Archäologie

Waren die Wikinger vom Islam beeinflusst?

Arabische Schriftzeichen auf Wikinger-Gewändern entdeckt

Die Muster auf diesem Seidenband könnten arabische Schriftzeichen darstellen. © Annika Larsson

Fremde Kultur: Forscher haben arabische Schriftzeichen auf Begräbniskleidung von Wikingern entdeckt. Die mit Silbergarn auf Seidenbänder gestickten Muster stellen ihren Analysen zufolge Wörter wie Allah und Ali dar und haben demnach einen deutlichen Bezug zum Islam. Das könnte bedeuten, dass sich die Nordmänner von der fremden Kultur aus dem Orient beeinflussen ließen.

Vor rund tausend Jahren dominierten die Wikinger weite Teile Nordeuropas und besiedelten als erste Europäer sogar das ferne Grönland. Obwohl die Nordmänner vor allem für ihre kriegerischen Raubzüge gefürchtet waren, unterhielten sie auch ein ausgedehntes Handelsnetz. Bei ihren Geschäften in Europa und im Orient tauschten die Händler Güter wie Honig, Bernstein, Felle und Waffen gegen Silber, Gewürze, Rüstungen und Seide.

Dass die Wikinger dabei nicht nur geschäftliche Verbindungen zu fremden Völkern aufbauten, sondern sich auch von deren Kultur beeinflussen ließen, scheint nun ein überraschender Fund nahezulegen. Denn Wissenschaftler um die Textilarchäologin Annika Larsson von der Uppsala Universität in Schweden haben arabische Schriftzeichen auf traditionellen Wikinger-Grabgewändern entdeckt.

Das Wort Allah erscheint auf den Textilien spiegelverkehrt. © Annika Larsson

Rätselhafte Stickmuster

Die Textilien wurden in Schiffsgräbern und Grabkammern bedeutender Wikingersiedlungen wie Birka im Südosten Schwedens gefunden. Die Forscher hatten sie als Vorbereitung auf eine Ausstellung erneut untersucht. Dabei waren ihnen winzige, mit Silbergarn auf Seidenbänder gestickte Muster aufgefallen.

Deren Gestalt erinnerte sie an Kufi-Zeichen – eine der ältesten kalligraphischen Formen der arabischen Schrift. Eine Vergrößerung der Muster ermöglichte schließlich die Entschlüsselung des Textes: „Ein spannendes Detail ist das Wort Allah, das spiegelverkehrt dargestellt wird“, berichtet Larsson. Auch ein Wort, das den Namen des vierten Kalifen des Islam darstellen könnte, sei immer wieder aufgetaucht: Ali.

Vorstellung vom Paradies?

Damit finden sich auf der Kleidung aus Skandinavien Schriftzeichen, die Experten eigentlich mit Mosaiken auf Mausoleen und anderen Grabdenkmälern aus Zentralasien assoziieren. Was aber bedeutet das? „Es wird oft angenommen, dass Objekte aus dem Osten in Wikingerstätten Beute von Raubzügen oder Handelsgüter sind“, sagt Larsson.
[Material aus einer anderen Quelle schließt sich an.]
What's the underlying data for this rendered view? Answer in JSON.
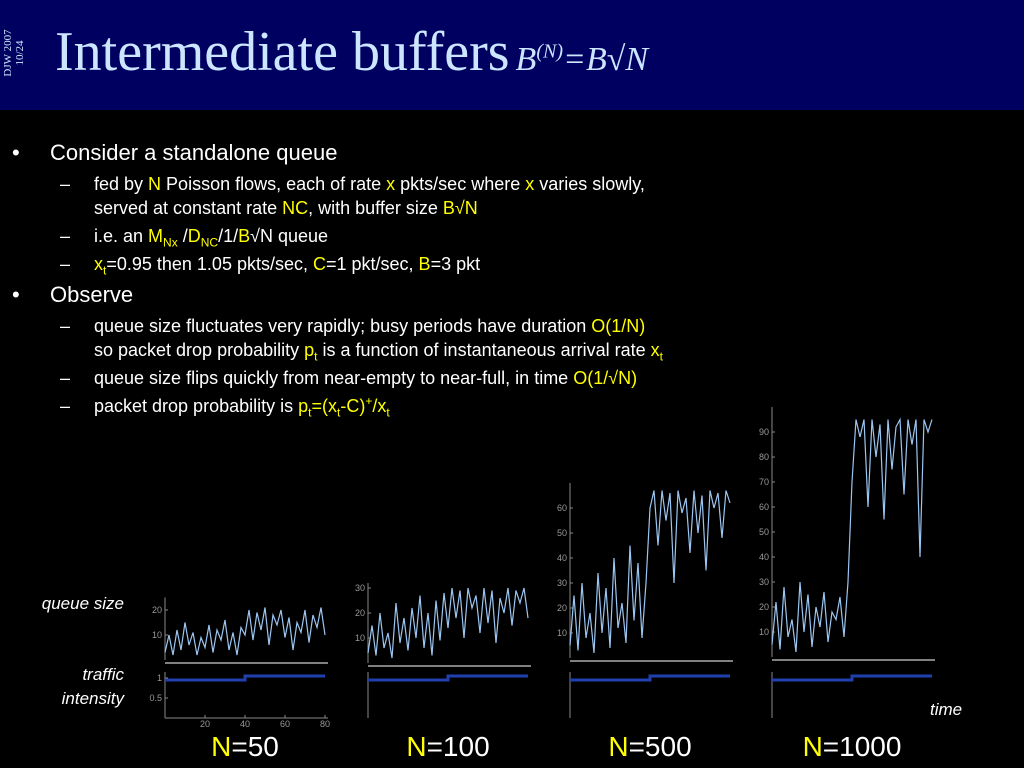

Diese Theorie könne diesen Fund jedoch nicht erklären. Schließlich tauchten die arabischen Zeichen auf typischer Wikinger-Bekleidung auf – Kleidung, die aller Wahrscheinlichkeit nach im Herzen des Reichs der Nordmänner hergestellt wurde. Für die Forscherin ist damit klar: „Die Wikinger müssen ihrerzeit vom Islam und der Vorstellung eines ewigen Nachlebens im Paradies beeinflusst worden sein.“ So stehe im Koran geschrieben, dass die Menschen im Paradies Gewänder aus Seide tragen.

Medienberichten zufolge zweifeln manche Experten Larssons Interpretation der Schriftzeichen an. Stimmt sie jedoch, bestätigt dies einmal mehr, dass es Interaktionen zwischen Wikingern, Muslimen und der arabischen Welt gegeben hat. Und es legt nahe, dass diese Verbindungen ihre Spuren offenbar auch in der Kultur der Nordmänner hinterließen.